Critical Vulnerability in Google Messages on Wear OS Allows Unauthorized SMS Sending
A significant security flaw has been identified in the Google Messages app on Wear OS devices, enabling any installed application to send SMS, MMS, or RCS messages without user consent. This vulnerability, designated as CVE-2025-12080, arises from improper handling of ACTION_SENDTO intents associated with URI schemes such as sms:, smsto:, mms:, and mmsto:. Consequently, malicious applications can exploit this weakness to dispatch messages to arbitrary recipients without triggering user confirmation or requiring explicit permissions.
Understanding the Vulnerability
The core of this issue lies within Android’s intent system, a fundamental mechanism facilitating inter-application communication. Intents allow components to request actions—like opening a dialer or sending a message—by specifying an action and a data URI. While explicit intents target specific app components, implicit intents enable the system to route requests to appropriate applications based on declared intent filters.
In standard Android environments, sensitive operations such as sending messages typically prompt user confirmation to ensure consent, thereby preventing unauthorized actions initiated by untrusted sources. However, on Wear OS, the Google Messages app’s intent filters for messaging schemes fail to enforce such verification. As a result, any application can invoke an ACTION_SENDTO intent without possessing the SEND_SMS permission, leading Google Messages to process and send the message automatically.
Potential Exploitation Scenarios
The implications of this vulnerability are severe, encompassing both privacy breaches and financial risks. An attacker could distribute a seemingly benign application—such as a fitness tracker or wallpaper app—through sideloading or third-party app stores. Once installed, this app could exploit the vulnerability to send messages to premium-rate numbers, leading to unauthorized charges, or impersonate the user to harass contacts. Notably, the exploitation process is stealthy: it does not trigger pop-ups, permission requests, or any visible indicators beyond the sent message log.
Discovery and Disclosure
The vulnerability was discovered by the security firm io-no, which reported the issue through Google’s Mobile Vulnerability Reward Program.

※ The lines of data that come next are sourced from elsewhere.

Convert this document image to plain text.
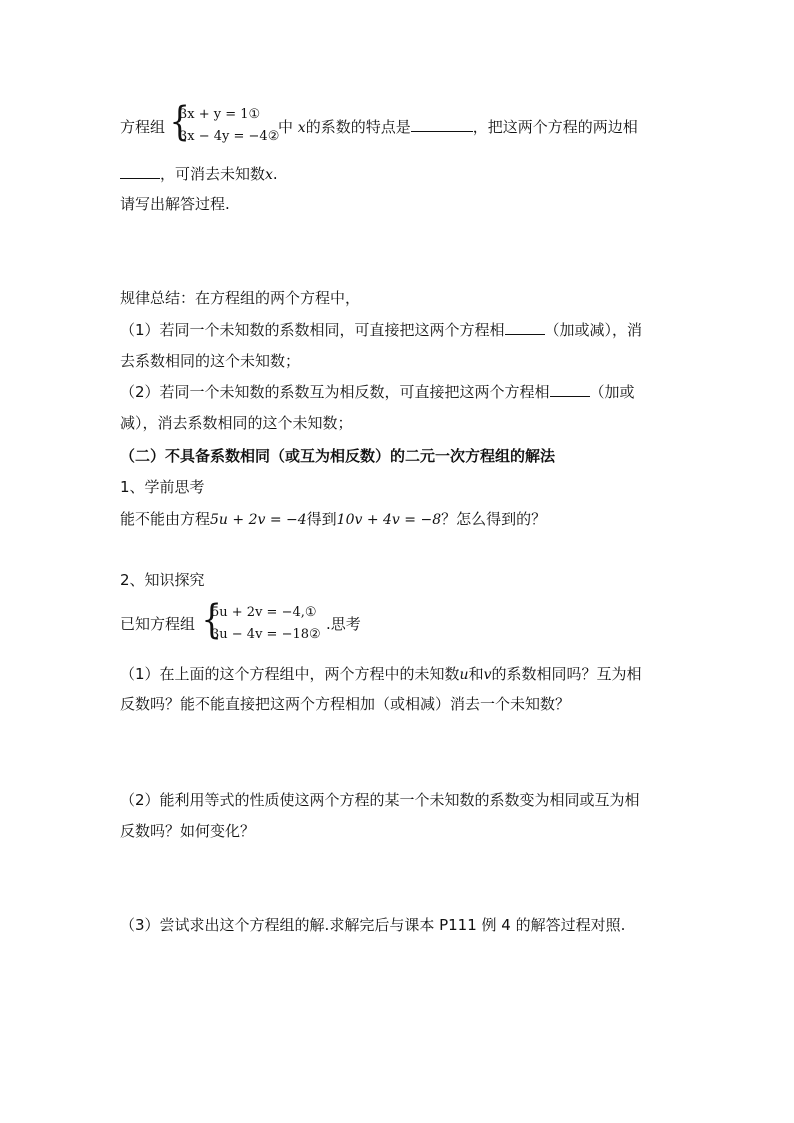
方程组 {
3x + y = 1①
3x − 4y = −4②
中 x的系数的特点是	，把这两个方程的两边相
，可消去未知数x.
请写出解答过程.
规律总结：在方程组的两个方程中，
（1）若同一个未知数的系数相同，可直接把这两个方程相	（加或减），消
去系数相同的这个未知数；
（2）若同一个未知数的系数互为相反数，可直接把这两个方程相	（加或
减），消去系数相同的这个未知数；
（二）不具备系数相同（或互为相反数）的二元一次方程组的解法
1、学前思考
能不能由方程5u + 2v = −4得到10v + 4v = −8？怎么得到的？
2、知识探究
已知方程组 {
5u + 2v = −4,①
3u − 4v = −18②
.思考
（1）在上面的这个方程组中，两个方程中的未知数u和v的系数相同吗？互为相
反数吗？能不能直接把这两个方程相加（或相减）消去一个未知数？
（2）能利用等式的性质使这两个方程的某一个未知数的系数变为相同或互为相
反数吗？如何变化？
（3）尝试求出这个方程组的解.求解完后与课本 P111 例 4 的解答过程对照.
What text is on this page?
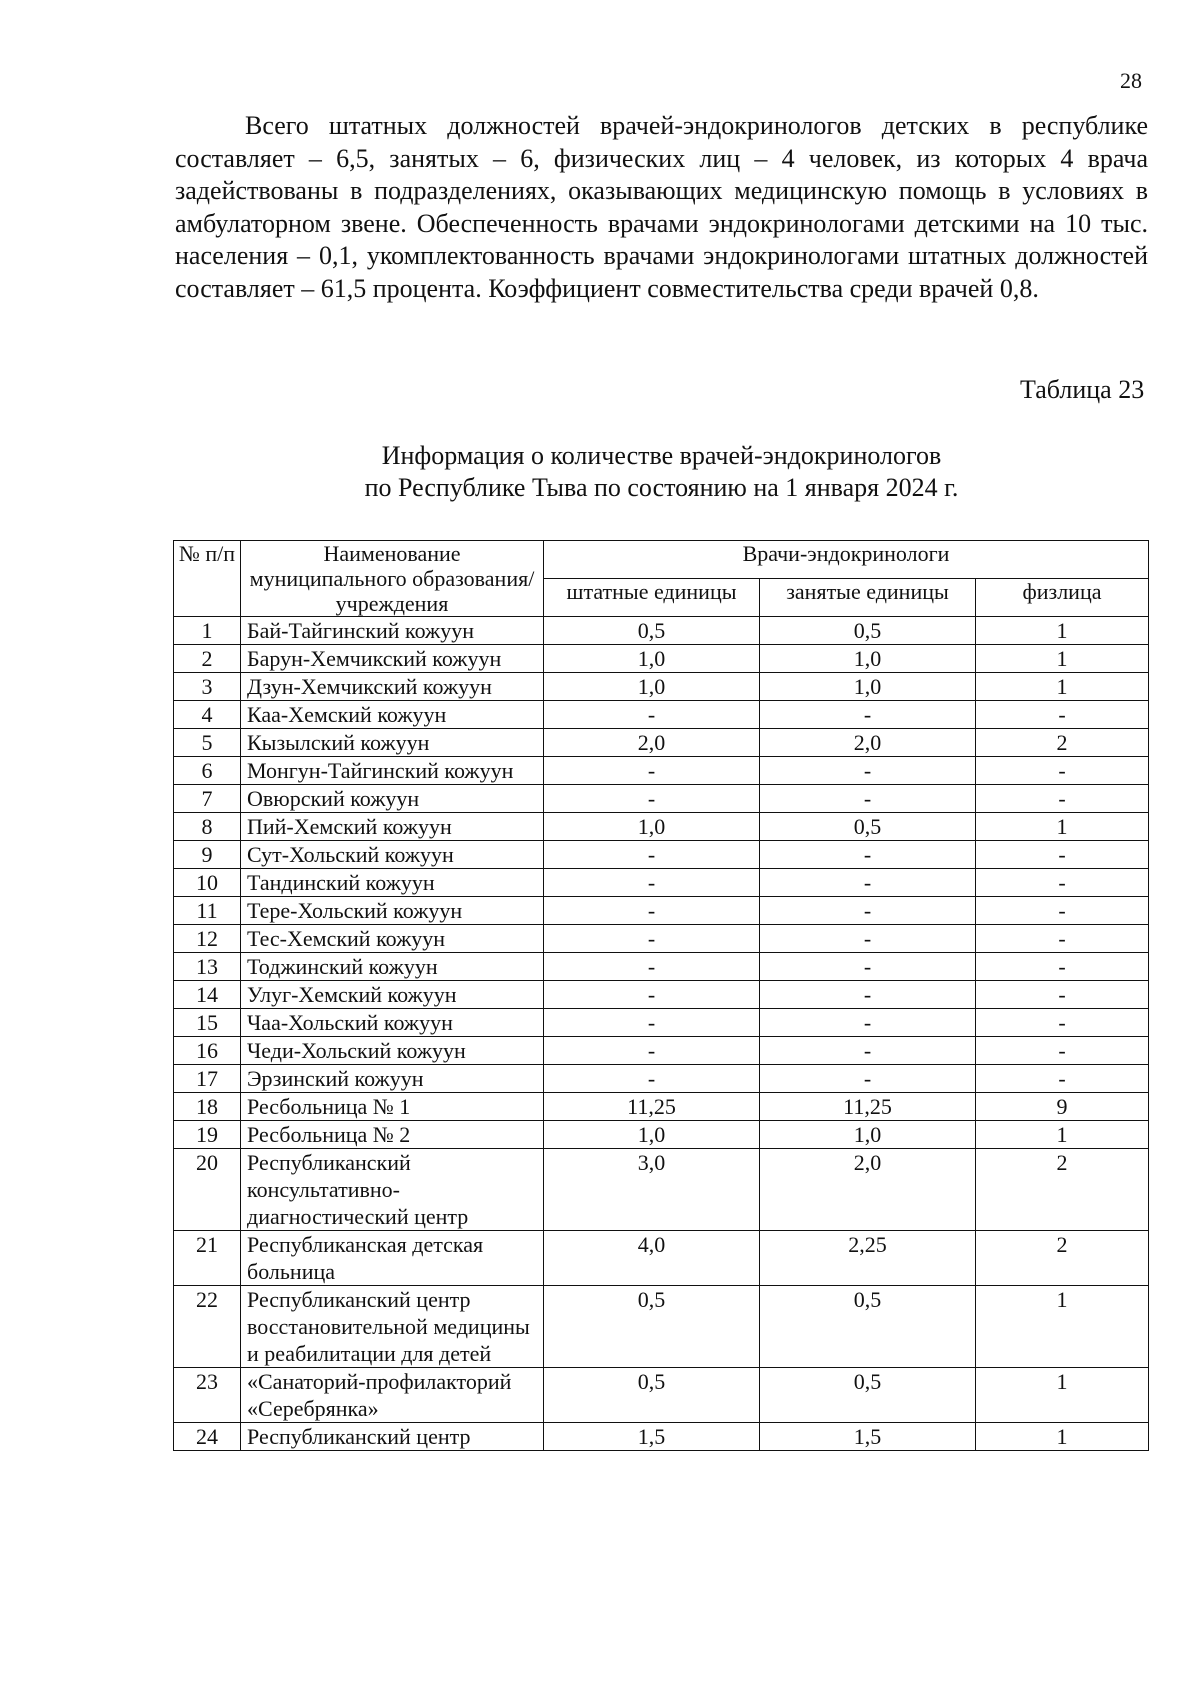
28

Всего штатных должностей врачей-эндокринологов детских в республике составляет – 6,5, занятых – 6, физических лиц – 4 человек, из которых 4 врача задействованы в подразделениях, оказывающих медицинскую помощь в условиях в амбулаторном звене. Обеспеченность врачами эндокринологами детскими на 10 тыс. населения – 0,1, укомплектованность врачами эндокринологами штатных должностей составляет – 61,5 процента. Коэффициент совместительства среди врачей 0,8.

Таблица 23
Информация о количестве врачей-эндокринологов
по Республике Тыва по состоянию на 1 января 2024 г.
№ п/п	Наименование муниципального образования/учреждения	Врачи-эндокринологи		
		штатные единицы	занятые единицы	физлица
1	Бай-Тайгинский кожуун	0,5	0,5	1
2	Барун-Хемчикский кожуун	1,0	1,0	1
3	Дзун-Хемчикский кожуун	1,0	1,0	1
4	Каа-Хемский кожуун	-	-	-
5	Кызылский кожуун	2,0	2,0	2
6	Монгун-Тайгинский кожуун	-	-	-
7	Овюрский кожуун	-	-	-
8	Пий-Хемский кожуун	1,0	0,5	1
9	Сут-Хольский кожуун	-	-	-
10	Тандинский кожуун	-	-	-
11	Тере-Хольский кожуун	-	-	-
12	Тес-Хемский кожуун	-	-	-
13	Тоджинский кожуун	-	-	-
14	Улуг-Хемский кожуун	-	-	-
15	Чаа-Хольский кожуун	-	-	-
16	Чеди-Хольский кожуун	-	-	-
17	Эрзинский кожуун	-	-	-
18	Ресбольница № 1	11,25	11,25	9
19	Ресбольница № 2	1,0	1,0	1
20	Республиканский консультативно-диагностический центр	3,0	2,0	2
21	Республиканская детская больница	4,0	2,25	2
22	Республиканский центр восстановительной медицины и реабилитации для детей	0,5	0,5	1
23	«Санаторий-профилакторий «Серебрянка»	0,5	0,5	1
24	Республиканский центр	1,5	1,5	1
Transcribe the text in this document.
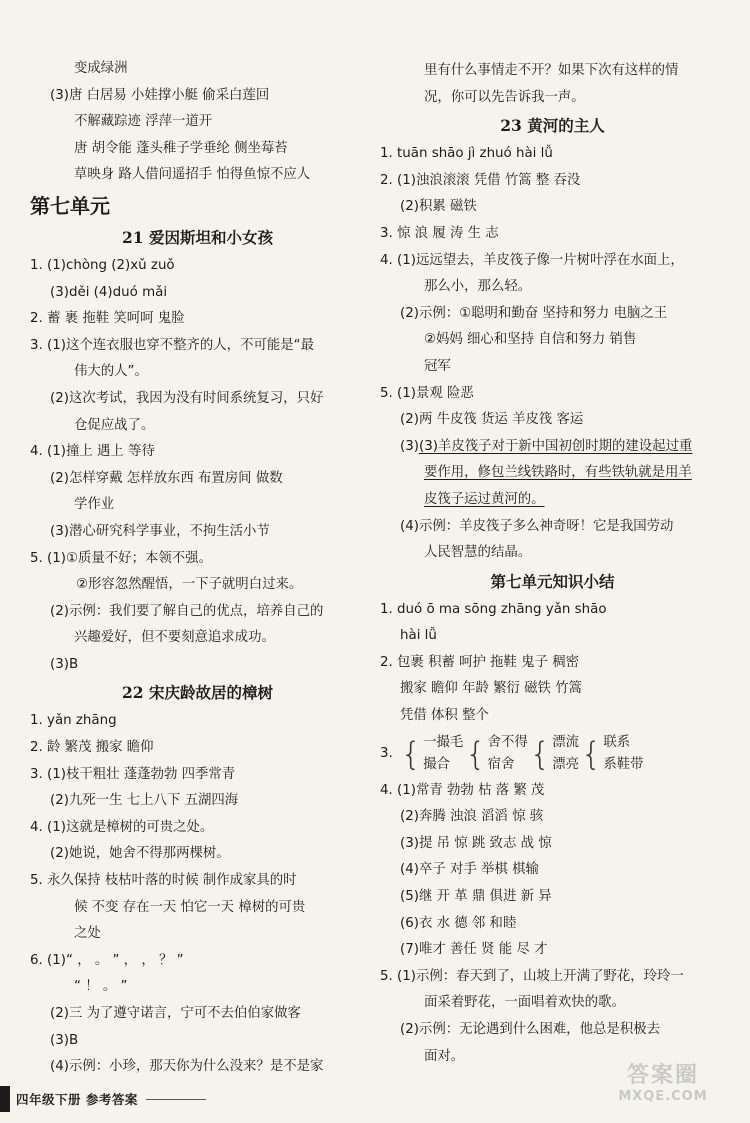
变成绿洲
(3)唐 白居易 小娃撑小艇 偷采白莲回
不解藏踪迹 浮萍一道开
唐 胡令能 蓬头稚子学垂纶 侧坐莓苔
草映身 路人借问遥招手 怕得鱼惊不应人
第七单元
21 爱因斯坦和小女孩
1. (1)chòng (2)xǔ zuǒ
(3)děi (4)duó mǎi
2. 蓄 裹 拖鞋 笑呵呵 鬼脸
3. (1)这个连衣服也穿不整齐的人，不可能是“最
伟大的人”。
(2)这次考试，我因为没有时间系统复习，只好
仓促应战了。
4. (1)撞上 遇上 等待
(2)怎样穿戴 怎样放东西 布置房间 做数
学作业
(3)潜心研究科学事业，不拘生活小节
5. (1)①质量不好；本领不强。
②形容忽然醒悟，一下子就明白过来。
(2)示例：我们要了解自己的优点，培养自己的
兴趣爱好，但不要刻意追求成功。
(3)B
22 宋庆龄故居的樟树
1. yǎn zhāng
2. 龄 繁茂 搬家 瞻仰
3. (1)枝干粗壮 蓬蓬勃勃 四季常青
(2)九死一生 七上八下 五湖四海
4. (1)这就是樟树的可贵之处。
(2)她说，她舍不得那两棵树。
5. 永久保持 枝枯叶落的时候 制作成家具的时
候 不变 存在一天 怕它一天 樟树的可贵
之处
6. (1)“ ， 。 ” ， ， ？ ”
“ ！ 。 ”
(2)三 为了遵守诺言，宁可不去伯伯家做客
(3)B
(4)示例：小珍，那天你为什么没来？是不是家
里有什么事情走不开？如果下次有这样的情
况，你可以先告诉我一声。
23 黄河的主人
1. tuān shāo jì zhuó hài lǚ
2. (1)浊浪滚滚 凭借 竹篙 整 吞没
(2)积累 磁铁
3. 惊 浪 履 涛 生 志
4. (1)远远望去，羊皮筏子像一片树叶浮在水面上，
那么小，那么轻。
(2)示例：①聪明和勤奋 坚持和努力 电脑之王
②妈妈 细心和坚持 自信和努力 销售
冠军
5. (1)景观 险恶
(2)两 牛皮筏 货运 羊皮筏 客运
(3)(3)羊皮筏子对于新中国初创时期的建设起过重
要作用，修包兰线铁路时，有些铁轨就是用羊
皮筏子运过黄河的。
(4)示例：羊皮筏子多么神奇呀！它是我国劳动
人民智慧的结晶。
第七单元知识小结
1. duó ō ma sōng zhāng yǎn shāo
hài lǚ
2. 包裹 积蓄 呵护 拖鞋 鬼子 稠密
搬家 瞻仰 年龄 繁衍 磁铁 竹篙
凭借 体积 整个
3. { 一撮毛
撮合 { 舍不得
宿舍 { 漂流
漂亮 { 联系
系鞋带
4. (1)常青 勃勃 枯 落 繁 茂
(2)奔腾 浊浪 滔滔 惊 骇
(3)提 吊 惊 跳 致志 战 惊
(4)卒子 对手 举棋 棋输
(5)继 开 革 鼎 俱进 新 异
(6)衣 水 德 邻 和睦
(7)唯才 善任 贤 能 尽 才
5. (1)示例：春天到了，山坡上开满了野花，玲玲一
面采着野花，一面唱着欢快的歌。
(2)示例：无论遇到什么困难，他总是积极去
面对。
四年级下册 参考答案
答案圈
MXQE.COM
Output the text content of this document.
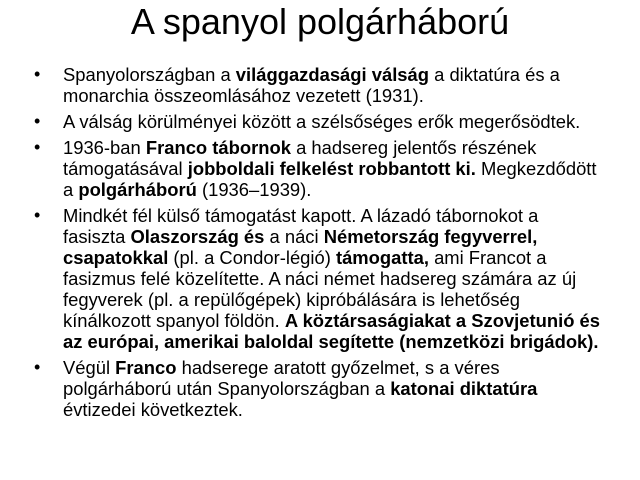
A spanyol polgárháború
• Spanyolországban a világgazdasági válság a diktatúra és a monarchia összeomlásához vezetett (1931).
• A válság körülményei között a szélsőséges erők megerősödtek.
• 1936-ban Franco tábornok a hadsereg jelentős részének támogatásával jobboldali felkelést robbantott ki. Megkezdődött a polgárháború (1936–1939).
• Mindkét fél külső támogatást kapott. A lázadó tábornokot a fasiszta Olaszország és a náci Németország fegyverrel, csapatokkal (pl. a Condor-légió) támogatta, ami Francot a fasizmus felé közelítette. A náci német hadsereg számára az új fegyverek (pl. a repülőgépek) kipróbálására is lehetőség kínálkozott spanyol földön. A köztársaságiakat a Szovjetunió és az európai, amerikai baloldal segítette (nemzetközi brigádok).
• Végül Franco hadserege aratott győzelmet, s a véres polgárháború után Spanyolországban a katonai diktatúra évtizedei következtek.
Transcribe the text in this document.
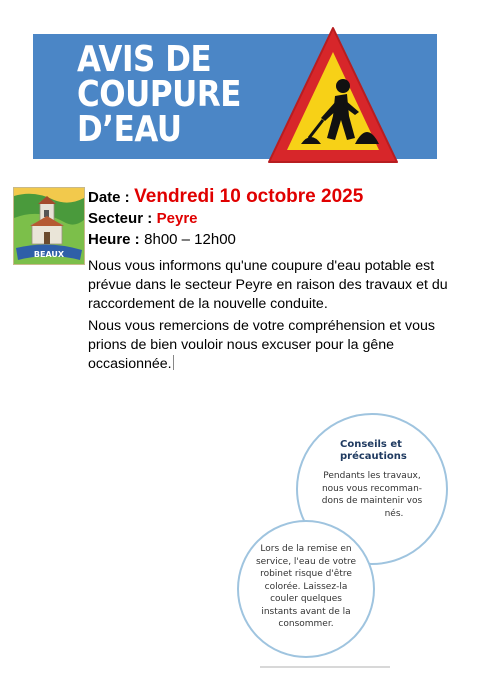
AVIS DE
COUPURE
D’EAU
BEAUX
Date : Vendredi 10 octobre 2025
Secteur : Peyre
Heure : 8h00 – 12h00
Nous vous informons qu'une coupure d'eau potable est prévue dans le secteur Peyre en raison des travaux et du raccordement de la nouvelle conduite.
Nous vous remercions de votre compréhension et vous prions de bien vouloir nous excuser pour la gêne occasionnée.
Conseils et
précautions
Pendants les travaux,
nous vous recomman-
dons de maintenir vos
nés.
Lors de la remise en
service, l'eau de votre
robinet risque d'être
colorée. Laissez-la
couler quelques
instants avant de la
consommer.
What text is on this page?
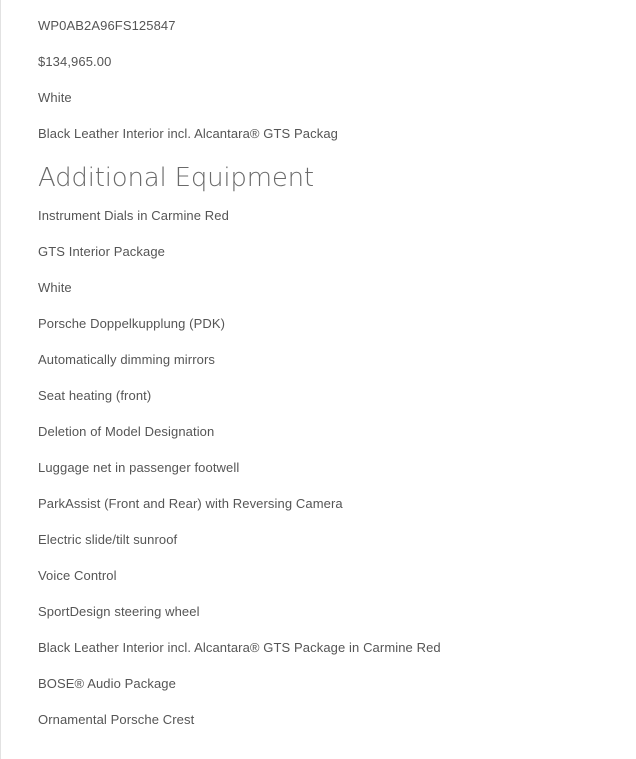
WP0AB2A96FS125847
$134,965.00
White
Black Leather Interior incl. Alcantara® GTS Packag
Additional Equipment
Instrument Dials in Carmine Red
GTS Interior Package
White
Porsche Doppelkupplung (PDK)
Automatically dimming mirrors
Seat heating (front)
Deletion of Model Designation
Luggage net in passenger footwell
ParkAssist (Front and Rear) with Reversing Camera
Electric slide/tilt sunroof
Voice Control
SportDesign steering wheel
Black Leather Interior incl. Alcantara® GTS Package in Carmine Red
BOSE® Audio Package
Ornamental Porsche Crest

Google acknowledged the report on March 13, 2025, commended the discovery, and deployed patches by May 2025. Users are strongly advised to update their devices promptly to mitigate potential risks.
Mitigation Measures
To protect against potential exploitation of this vulnerability, users should:
– Update Devices: Ensure that Wear OS devices are running the latest software versions, including the patched Google Messages app.
– Review App Permissions: Regularly audit installed applications and their permissions, removing any that are unnecessary or from untrusted sources.
– Exercise Caution with App Installations: Avoid sideloading applications or downloading from third-party app stores, as these may not have undergone rigorous security checks.
Conclusion
The discovery of CVE-2025-12080 underscores the importance of vigilant security practices within the wearable technology ecosystem. As wearable devices become increasingly integrated into daily life, ensuring their security is paramount to protecting user privacy and preventing unauthorized activities. Users are encouraged to stay informed about potential vulnerabilities and to apply security updates promptly to maintain the integrity of their devices.